Водитель, Борис, который только и делал, что всегда костерил  пассажиров, то есть  своих односельчан, с удивлением посмотрел на гостя. Странно было, что он не сразу начал браниться, а ругался он постоянно. Ругал за деньги, которые они, то есть пассажиры, не готовили заранее, и всем нужно было разменивать и давать сдачи, а сдачи давать он не умел или просто не любил,  и всегда у него не было мелочи. Крыл матом  за семечки, особенно когда подметал шелуху. Честил за канистры с бензином, которые пассажиры украдкой проносили в автобус и прятали под сиденья, без бензина деревенскому мужику  никак, нужно приготовить дрова, косить, пахать. По приезду он все равно обнаруживал этого злоумышленника, и начинал кричать. Ты что совсем с ума спятил, орал он, наполовину высунувшись из окна. Ну, кто в автобусе везёт бензин, а если бы пожар, ладно бы ты один ехал, едрить тебя, не жалко, а тут ведь дети. Больше не подходи к моему автобусу, за шкирку вытолкаю.

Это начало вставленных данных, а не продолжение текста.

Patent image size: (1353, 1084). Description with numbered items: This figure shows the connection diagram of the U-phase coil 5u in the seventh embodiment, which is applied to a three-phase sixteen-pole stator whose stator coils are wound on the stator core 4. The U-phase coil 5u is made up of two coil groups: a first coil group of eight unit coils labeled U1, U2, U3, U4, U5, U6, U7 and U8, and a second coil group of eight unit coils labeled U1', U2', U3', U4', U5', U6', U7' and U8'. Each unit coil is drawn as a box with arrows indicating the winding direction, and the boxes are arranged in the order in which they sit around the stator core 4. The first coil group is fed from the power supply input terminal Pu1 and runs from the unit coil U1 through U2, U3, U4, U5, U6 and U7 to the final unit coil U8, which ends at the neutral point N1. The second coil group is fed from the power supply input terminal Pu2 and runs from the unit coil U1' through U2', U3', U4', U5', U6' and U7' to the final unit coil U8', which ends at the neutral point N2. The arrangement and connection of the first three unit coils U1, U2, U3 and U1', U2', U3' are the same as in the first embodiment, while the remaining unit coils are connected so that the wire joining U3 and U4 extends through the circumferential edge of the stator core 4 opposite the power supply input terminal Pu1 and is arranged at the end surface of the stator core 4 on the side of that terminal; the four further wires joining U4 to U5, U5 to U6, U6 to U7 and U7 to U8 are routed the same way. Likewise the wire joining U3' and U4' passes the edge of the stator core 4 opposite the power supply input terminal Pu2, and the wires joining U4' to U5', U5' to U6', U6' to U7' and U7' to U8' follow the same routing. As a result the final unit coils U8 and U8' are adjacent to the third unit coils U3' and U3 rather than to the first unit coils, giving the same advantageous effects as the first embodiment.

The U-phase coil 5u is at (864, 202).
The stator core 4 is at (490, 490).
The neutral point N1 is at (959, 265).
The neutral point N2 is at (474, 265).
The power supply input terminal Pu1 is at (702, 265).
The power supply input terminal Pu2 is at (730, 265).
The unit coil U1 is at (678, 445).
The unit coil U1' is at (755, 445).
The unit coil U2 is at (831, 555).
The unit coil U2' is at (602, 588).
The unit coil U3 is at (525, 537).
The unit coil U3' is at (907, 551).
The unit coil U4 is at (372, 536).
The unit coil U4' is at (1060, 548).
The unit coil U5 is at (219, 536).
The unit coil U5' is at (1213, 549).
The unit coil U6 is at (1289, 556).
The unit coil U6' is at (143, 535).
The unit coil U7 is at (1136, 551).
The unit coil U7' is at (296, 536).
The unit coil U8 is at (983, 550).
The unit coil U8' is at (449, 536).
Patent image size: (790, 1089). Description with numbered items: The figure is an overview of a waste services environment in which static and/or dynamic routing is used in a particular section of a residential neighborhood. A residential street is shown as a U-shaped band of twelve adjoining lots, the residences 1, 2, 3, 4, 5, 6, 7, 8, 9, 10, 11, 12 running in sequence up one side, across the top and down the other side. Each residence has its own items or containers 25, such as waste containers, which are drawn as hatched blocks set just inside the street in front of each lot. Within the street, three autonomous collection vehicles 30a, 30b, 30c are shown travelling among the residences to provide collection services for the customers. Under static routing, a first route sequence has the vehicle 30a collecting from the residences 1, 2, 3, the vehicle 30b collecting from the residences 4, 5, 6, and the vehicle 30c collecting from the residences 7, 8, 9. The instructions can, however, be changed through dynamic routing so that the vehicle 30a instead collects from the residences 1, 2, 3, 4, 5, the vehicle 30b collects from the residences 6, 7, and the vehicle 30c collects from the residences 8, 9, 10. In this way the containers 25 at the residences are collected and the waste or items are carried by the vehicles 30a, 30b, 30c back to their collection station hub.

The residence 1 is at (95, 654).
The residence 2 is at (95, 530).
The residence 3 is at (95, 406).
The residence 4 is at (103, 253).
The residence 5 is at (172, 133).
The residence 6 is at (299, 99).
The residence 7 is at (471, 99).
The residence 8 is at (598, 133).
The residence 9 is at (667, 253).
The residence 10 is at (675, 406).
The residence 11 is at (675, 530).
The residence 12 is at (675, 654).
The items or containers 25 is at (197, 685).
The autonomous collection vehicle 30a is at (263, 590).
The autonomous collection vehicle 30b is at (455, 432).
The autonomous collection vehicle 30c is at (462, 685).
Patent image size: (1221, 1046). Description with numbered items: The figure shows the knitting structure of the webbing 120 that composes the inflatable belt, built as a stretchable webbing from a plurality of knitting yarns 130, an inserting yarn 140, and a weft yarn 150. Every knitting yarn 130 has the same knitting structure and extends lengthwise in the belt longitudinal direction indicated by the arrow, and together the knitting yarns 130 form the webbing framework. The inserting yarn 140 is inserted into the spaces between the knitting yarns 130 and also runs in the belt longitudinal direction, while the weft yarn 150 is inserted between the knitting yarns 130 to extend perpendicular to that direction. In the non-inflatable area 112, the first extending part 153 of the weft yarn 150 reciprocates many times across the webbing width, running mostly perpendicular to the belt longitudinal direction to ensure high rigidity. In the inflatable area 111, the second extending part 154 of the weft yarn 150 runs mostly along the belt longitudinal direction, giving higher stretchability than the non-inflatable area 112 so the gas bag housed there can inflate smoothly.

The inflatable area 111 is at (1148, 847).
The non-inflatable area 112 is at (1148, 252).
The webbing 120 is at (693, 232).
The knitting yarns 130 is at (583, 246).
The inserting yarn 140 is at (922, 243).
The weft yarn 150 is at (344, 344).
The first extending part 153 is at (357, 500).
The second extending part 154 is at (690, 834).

 Когда зять Магинура поднялся на нижнюю ступень автобуса  и попросил его подождать, он тоже  начал ругаться. Едрит-кудрит. Что нельзя было пораньше встать, раз вы собирались ехать. У меня что, такси? У меня расписание. Две минуты и я еду.
Ну, никакого уважения к человеку, приехавшему из дружественной азиатской республики, одетому в безукоризненный серый костюм и в шляпу.
Вот  ана, бешит. Уважаемый, нэ сэрдис.
 Все женщины, которые сидели  на передних сиденьях, приподнялись, посмотрели на спускавшуюся с верхней улицы  женщину и начали шушукаться. Ну, ни стыда, ни совести сейчас у женщин. В мужские шальвар оделась, платьев наверно нету.
Тут, что-то сообразив из разговора  женщин, муж начал защищать свою жену. На дороге удобно одеват шальвар. Суда надо подниматся, туда нада подниматся.
  В автобус вошла запыхавшаяся старшая дочь Магинур с красным лицом.
 Она, как и все её ровесницы, в своё время  вышла замуж, но через год  по каким-то причинам вернулась домой с новорожденной дочкой. Долгие годы она сидела у матери с ребёнком. Потом её засватали за этого, с дружественной страны каракумов. Может тогда у джигита стрелочки на брюках были не так уж отглажены, но тем не менее. Не пастух, учёный, в школе работает. Учитель.  Мать есть, отец есть, дом есть, а вот жены нет. А то, что глаз с изъяном, подумаешь, ты же тоже не девочка. Магинура старшая дочка тогда недолго заставила себя уговаривать, посоветовавшись, оставила дочку матери и  уехала и следующим летом приехала в гости к матери.
 Муж, хотя в автобусе негде было яблоку упасть, посадил жену, то есть дочку Магинура, хотя в старые времена  она так бы и ехала, стоя. Дарагой, обратился её муж одному мужику из Тасинских,  жина больна, дарога  далеко, стаят врачи запретили, уступи, уважаемый.
«Уважаемый»  был в грязной робе, он ехал на ремонт  в «Сельхозтехнику», где стоял его разобранный трактор. А каракумский муж всю дорогу стоял возле водителя, держась за поручни, рассказывал   о своих проблемах.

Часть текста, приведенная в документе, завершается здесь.